Just over three months ago, Saudi Arabian oil facilities were put out of action by a drone and missile strike. Oil prices jumped. It seemed indisputable than Iran was behind the attack – the sophistication was beyond that believed available to the Yemeni Houthi rebels who claimed responsibility. Saudi retaliation appeared inevitable, as half their oil production was taken offline.
Crude jumped, but the Saudis chose to ignore Iran’s provocation. Prices soon fell back as the market resumed its sanguine view of supply disruption.
So is it different this time? The assassination of Iran’s top military leader, General Qassem Soleimani, looks like a sharp escalation of tensions. Secretary of State Mike Pompeo justified it as preventing “an imminent” attack on U.S. citizens. Reportedly, both Presidents Bush Jr and Obama declined opportunities to kill Soleimani in the past, because they feared it would lead to war. Iran has so far pursued asymmetry, avoiding a hopeless direct military confrontation in favor of indirect responses under cover of plausible deniability. Will that strategy change?
The Shale Revolution affords the U.S. far more foreign policy flexibility, now that OPEC can’t cause lines of cars at gas stations. Substantially higher domestic production of hydrocarbons made America a net exporter of crude oil and petroleum products late last year. Qassem Soleimani might be alive today if not for fracking.
Near term bets on crude oil or the energy sector will turn on how events play out, and it’s easy to have misplaced conviction with so many possible scenarios. Exxon Mobil (XOM) operates in 38 countries. Some of their infrastructure, which includes three JVs in Saudi Arabia, may be vulnerable, Geopolitical risk comes with complexity.
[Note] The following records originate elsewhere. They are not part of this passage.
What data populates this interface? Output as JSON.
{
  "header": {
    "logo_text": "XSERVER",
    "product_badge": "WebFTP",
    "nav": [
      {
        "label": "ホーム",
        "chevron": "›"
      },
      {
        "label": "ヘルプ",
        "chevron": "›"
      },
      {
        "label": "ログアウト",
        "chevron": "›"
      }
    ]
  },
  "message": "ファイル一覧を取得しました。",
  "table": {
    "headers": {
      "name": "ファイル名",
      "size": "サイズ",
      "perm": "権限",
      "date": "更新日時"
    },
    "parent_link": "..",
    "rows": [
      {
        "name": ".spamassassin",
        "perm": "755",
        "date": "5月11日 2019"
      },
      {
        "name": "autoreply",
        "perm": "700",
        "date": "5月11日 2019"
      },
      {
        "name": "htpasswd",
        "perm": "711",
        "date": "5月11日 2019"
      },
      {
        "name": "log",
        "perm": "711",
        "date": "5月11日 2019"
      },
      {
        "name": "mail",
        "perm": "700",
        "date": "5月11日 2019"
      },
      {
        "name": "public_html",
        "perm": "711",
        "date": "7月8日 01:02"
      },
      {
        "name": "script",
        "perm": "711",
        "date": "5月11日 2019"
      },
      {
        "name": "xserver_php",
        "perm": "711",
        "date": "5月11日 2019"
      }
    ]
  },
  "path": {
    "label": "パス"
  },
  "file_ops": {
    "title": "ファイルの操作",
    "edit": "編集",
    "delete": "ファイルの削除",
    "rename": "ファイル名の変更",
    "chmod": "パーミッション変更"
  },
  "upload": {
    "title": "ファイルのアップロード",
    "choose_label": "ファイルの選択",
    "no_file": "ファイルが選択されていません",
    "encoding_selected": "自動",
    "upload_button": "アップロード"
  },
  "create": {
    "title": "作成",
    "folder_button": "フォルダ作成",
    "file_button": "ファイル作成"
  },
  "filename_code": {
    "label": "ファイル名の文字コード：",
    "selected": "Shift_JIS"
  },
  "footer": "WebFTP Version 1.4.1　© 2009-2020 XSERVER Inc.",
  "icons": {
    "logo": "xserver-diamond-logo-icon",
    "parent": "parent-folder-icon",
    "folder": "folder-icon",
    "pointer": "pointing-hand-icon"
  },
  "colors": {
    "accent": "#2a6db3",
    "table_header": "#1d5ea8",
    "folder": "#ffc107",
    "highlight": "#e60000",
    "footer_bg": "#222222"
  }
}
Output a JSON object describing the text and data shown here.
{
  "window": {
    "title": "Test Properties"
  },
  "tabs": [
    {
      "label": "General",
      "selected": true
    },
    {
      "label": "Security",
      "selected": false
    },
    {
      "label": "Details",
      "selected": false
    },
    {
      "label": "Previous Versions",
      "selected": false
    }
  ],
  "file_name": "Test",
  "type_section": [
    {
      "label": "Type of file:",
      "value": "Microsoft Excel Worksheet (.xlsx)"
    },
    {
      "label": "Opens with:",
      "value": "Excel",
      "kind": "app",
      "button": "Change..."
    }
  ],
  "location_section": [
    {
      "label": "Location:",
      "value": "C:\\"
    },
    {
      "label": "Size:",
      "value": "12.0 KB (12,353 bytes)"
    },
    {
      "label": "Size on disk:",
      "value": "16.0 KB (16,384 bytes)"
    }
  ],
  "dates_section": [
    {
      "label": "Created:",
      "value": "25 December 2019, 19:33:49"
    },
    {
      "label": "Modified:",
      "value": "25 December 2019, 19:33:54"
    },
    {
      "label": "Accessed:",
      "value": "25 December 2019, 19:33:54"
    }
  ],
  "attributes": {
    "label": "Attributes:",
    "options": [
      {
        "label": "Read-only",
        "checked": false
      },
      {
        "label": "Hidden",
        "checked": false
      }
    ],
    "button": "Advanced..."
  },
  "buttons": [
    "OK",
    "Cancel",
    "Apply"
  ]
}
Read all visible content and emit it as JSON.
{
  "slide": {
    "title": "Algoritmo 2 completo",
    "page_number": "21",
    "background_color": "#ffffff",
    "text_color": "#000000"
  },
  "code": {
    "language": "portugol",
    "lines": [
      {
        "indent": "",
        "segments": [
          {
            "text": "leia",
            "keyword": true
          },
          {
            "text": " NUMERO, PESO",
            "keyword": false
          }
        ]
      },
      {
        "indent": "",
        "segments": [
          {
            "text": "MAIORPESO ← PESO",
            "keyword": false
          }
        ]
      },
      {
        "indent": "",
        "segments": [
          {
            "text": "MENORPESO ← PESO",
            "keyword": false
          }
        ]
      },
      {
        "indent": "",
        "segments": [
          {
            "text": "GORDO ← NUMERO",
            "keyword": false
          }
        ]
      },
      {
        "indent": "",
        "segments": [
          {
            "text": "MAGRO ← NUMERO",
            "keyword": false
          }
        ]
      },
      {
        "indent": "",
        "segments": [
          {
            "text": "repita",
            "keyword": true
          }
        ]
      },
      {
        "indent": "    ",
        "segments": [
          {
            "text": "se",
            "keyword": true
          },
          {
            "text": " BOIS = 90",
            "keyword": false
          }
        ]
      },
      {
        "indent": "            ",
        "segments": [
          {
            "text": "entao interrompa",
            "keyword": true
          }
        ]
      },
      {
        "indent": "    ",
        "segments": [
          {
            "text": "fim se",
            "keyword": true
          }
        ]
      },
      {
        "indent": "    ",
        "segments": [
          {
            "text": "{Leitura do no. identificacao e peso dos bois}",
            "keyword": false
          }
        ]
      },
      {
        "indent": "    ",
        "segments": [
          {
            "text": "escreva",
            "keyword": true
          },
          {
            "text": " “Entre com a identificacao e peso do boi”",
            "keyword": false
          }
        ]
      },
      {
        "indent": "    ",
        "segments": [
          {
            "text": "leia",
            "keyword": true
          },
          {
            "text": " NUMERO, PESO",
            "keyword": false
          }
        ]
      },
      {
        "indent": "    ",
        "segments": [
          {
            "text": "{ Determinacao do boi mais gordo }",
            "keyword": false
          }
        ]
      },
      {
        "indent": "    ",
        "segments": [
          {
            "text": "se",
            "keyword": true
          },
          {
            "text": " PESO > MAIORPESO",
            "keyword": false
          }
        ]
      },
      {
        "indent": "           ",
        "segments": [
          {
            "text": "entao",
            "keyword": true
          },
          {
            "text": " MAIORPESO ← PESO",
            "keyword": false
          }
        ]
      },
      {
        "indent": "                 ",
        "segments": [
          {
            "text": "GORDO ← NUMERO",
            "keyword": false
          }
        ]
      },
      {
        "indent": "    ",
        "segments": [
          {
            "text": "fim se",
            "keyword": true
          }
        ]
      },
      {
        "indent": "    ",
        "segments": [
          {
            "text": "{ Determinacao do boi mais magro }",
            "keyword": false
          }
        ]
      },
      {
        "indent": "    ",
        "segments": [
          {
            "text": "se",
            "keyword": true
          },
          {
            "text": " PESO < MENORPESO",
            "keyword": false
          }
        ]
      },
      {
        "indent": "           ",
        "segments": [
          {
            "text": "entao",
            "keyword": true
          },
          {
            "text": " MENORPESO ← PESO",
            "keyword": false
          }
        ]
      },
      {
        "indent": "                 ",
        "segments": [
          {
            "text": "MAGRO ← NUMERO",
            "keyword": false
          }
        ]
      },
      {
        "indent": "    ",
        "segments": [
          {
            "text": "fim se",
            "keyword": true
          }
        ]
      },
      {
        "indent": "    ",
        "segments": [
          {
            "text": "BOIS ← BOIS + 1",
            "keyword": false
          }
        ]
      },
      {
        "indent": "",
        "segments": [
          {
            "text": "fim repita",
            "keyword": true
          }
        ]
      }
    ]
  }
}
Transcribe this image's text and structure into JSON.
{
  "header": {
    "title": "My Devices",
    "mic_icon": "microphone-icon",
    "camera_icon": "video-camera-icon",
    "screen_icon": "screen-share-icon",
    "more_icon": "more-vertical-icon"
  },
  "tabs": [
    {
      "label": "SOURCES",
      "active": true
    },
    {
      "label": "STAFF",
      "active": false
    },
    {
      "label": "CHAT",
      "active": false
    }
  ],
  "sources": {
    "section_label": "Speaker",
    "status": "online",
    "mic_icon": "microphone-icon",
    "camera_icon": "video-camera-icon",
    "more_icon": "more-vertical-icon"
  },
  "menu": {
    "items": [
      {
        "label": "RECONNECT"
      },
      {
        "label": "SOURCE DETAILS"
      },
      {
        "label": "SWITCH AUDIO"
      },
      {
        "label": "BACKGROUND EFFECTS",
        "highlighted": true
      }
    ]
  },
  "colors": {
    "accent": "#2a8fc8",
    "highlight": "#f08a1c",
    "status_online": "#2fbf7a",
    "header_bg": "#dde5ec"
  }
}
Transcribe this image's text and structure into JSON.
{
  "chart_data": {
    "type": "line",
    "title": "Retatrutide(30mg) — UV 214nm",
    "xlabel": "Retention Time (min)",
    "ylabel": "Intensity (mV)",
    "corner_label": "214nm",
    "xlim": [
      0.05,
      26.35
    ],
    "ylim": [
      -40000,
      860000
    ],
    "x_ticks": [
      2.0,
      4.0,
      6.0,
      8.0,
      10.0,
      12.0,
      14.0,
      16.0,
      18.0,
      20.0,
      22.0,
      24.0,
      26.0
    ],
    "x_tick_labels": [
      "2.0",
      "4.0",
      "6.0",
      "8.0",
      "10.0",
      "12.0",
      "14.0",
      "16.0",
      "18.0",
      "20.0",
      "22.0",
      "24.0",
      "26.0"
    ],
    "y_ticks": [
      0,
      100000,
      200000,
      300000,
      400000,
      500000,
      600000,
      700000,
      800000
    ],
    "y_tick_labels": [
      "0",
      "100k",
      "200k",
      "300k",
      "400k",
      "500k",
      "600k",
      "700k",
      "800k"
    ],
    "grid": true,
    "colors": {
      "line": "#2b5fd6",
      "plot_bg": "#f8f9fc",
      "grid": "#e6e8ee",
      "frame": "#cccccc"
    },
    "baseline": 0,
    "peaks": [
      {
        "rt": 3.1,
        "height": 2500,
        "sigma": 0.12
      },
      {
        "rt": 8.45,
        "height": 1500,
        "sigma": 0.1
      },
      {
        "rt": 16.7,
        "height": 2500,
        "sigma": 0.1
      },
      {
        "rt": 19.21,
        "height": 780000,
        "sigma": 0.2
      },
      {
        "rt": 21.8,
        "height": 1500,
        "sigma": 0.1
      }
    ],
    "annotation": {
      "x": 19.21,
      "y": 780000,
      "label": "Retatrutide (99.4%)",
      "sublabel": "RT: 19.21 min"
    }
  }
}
This is not the case for U.S. midstream energy infrastructure. For this sector, “international” is limited to Canada and in some cases Mexico. Pipelines are hard to damage because they’re underground, and while aboveground facilities are certainly more vulnerable, America is not an easy place for terrorist operations.
The sector is cheap enough that an investor can awaiting a re-pricing catalyst, which could be conflict in the Middle East or simply the market’s ultimate recognition of improving fundamentals.
Although S&P500 valuations are historically high, at over 18X 2020 earnings, the five biggest North American midstream infrastructure names trade at almost a 20% discount. All five of these companies are in the American Energy Independence Index.
S&P Energy, having sunk to 4% of the S&P500, is at close to its cheapest relative multiple in a decade.
There’s no need to correctly forecast disruptive geopolitical events or react quickly to them. Pipeline stocks are cheap enough to provide holders with multiple potential ways to make money.
We are invested in all the names listed above.